26 Kasım 2013 Salı

Dünya yeniden dönüyor..

Siz hiç,

Acınız varken, içiniz şimdi ne olacak kuşkusu yaşarken karşınızdakinin kendi acısını sanki acıyı yaşayan dünyada bir tek kendisiymiş gibi davranıp sizin acınızı, şimdi ne olacak kuşkunuzu görmezden gelip anlatan birisinin karşısında gözyaşlarınızı zor tuttuğunuz oldu mu?

O anda,

Bişi olsa keşke çekip gitsem şu ortamdan diye hani en fazla deprem olsa keşke diyecek kadar korkuyu dilediğiniz oldu mu?

Sizin,
sıkıntısını yaşadığınız bir konuma sahip olup hala şükretmeyen birinin karşısında çaresizce dnleyip onayladığınız ama sıkıldığınız oldu mu?

Benim oldu,

Zor tuttum kendimi,
İçime akıttım gözyaşlarımı..

Ve sonra dedim ki kendime,

Dünya yeniden dönüyor...
Redd


21 Kasım 2013 Perşembe

ελληνικά ellinika yunanca demek..


Yunanca müzik, evler, adalar gibi merakımı bilen dostlarım vardır
İzmir'liyim malum suyun öte yanı bizim için
Hani ailemden Selanik göçmeni olmasa da
-Göçmenlik var da selanik değil-
Küçüklükten gelen bir merak bende işte..
Şarkılarını dinlemeyi severim
Anlamlarını bilmesem de ezberlediklerim bile var içlerinde
Bu seneYunanca dil kursuna başladım
Yalnız yeniden alfabe öğreniyorum
Alfa, vita, gama 
İlkokul 1.sınıf çocuğu gibiyim
O sembolleri ezberliyorum 2 haftadır..

Haydi bakalım hayırlısı olsun...


20 Kasım 2013 Çarşamba

Dengeli beslen, bol bol dua et ve çok ama çok sev..








Ye, dua et, sev filmi furyası vardı bir kaç sene önce önce kitabı çıktı sonra da filmi hani Julia Roberts oynamıştı başrolde her fotoğrafında farklı çıksa da hani liseli kızlar gibi ayılıp bayıldığım Javier Bardem ile oynamıştı. 
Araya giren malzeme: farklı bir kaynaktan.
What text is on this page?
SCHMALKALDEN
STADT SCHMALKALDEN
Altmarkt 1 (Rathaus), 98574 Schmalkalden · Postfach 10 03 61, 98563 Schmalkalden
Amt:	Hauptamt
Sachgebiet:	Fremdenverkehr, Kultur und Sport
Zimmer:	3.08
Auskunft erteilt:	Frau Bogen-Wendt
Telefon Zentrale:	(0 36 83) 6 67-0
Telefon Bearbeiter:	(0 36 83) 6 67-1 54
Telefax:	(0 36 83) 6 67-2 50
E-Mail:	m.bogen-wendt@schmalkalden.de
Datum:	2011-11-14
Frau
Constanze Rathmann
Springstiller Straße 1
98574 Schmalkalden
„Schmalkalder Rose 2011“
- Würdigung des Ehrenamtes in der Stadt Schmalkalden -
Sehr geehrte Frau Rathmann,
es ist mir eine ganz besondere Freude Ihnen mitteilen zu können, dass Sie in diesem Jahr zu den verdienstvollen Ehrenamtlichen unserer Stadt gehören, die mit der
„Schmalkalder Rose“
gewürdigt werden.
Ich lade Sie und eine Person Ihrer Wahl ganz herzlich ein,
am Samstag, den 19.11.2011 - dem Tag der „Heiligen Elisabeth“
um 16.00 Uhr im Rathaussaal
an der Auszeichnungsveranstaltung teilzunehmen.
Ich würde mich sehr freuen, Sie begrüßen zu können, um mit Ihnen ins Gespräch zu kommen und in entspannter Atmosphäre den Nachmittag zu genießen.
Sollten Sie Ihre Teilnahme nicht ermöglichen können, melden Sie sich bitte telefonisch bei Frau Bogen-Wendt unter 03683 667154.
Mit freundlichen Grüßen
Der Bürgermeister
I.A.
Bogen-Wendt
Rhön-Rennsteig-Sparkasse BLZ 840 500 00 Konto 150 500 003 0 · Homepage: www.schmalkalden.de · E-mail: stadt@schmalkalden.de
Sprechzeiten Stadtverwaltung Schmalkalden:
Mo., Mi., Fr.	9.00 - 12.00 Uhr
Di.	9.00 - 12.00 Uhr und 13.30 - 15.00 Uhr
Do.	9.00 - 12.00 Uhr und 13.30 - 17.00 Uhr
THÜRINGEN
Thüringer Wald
Brezilya müzikleri dinlemeyi seviyorum hele bu şarkı filmi izlerken duyduğum anda keşke başta çalaydınız dedim çünki ortalarda duymuştum Javier Bardem arabasındaki kaseti değiştirmek için çabalarken bir anda kaza yapıp bisikletle gezen Julia Roberts'a çarpmıştı..

Aslında burada anlatmak istediğim ne film ne de başka bir şey. Şarkıyı dinliyorum dinlerken bana düşündürdüklerini, kafamdan geçenleri yazıya döküyorum pardon tuşlar yardımıyla ekrana yazıyorum..  





Bir fotoğraf koydum yazıya işte o fotoğrafa bakıp şarkıyı dinleyip şarkının bana getirdiği hoş esintileri hissetmeye çalışıyorum.. 

Ne diyecektim ha, film ye dua et sev di ya hani güzel sözler aslında..Hayatta bunları yapabilen kişi sağlıklıdır ya da sağlığı garantilemiş değil midir ?

Yiyelim içelim dostlar yaın ne olacağımız belli değil demez miyiz ? İnsanoğlu işte karnı doydumu aklı çalışır hele bir de şükretmesini biliyorsa ki o zaman geriye ne kaldı ki ? 

Sevmek elbette ? Aşk'la hem de ister bir erkek yada kadın olsun ister çocuk tabiat herşey..
İnsanoğlunun somutluktan çok soyut olarak da doyurulmasına ihtiyacı var çünki.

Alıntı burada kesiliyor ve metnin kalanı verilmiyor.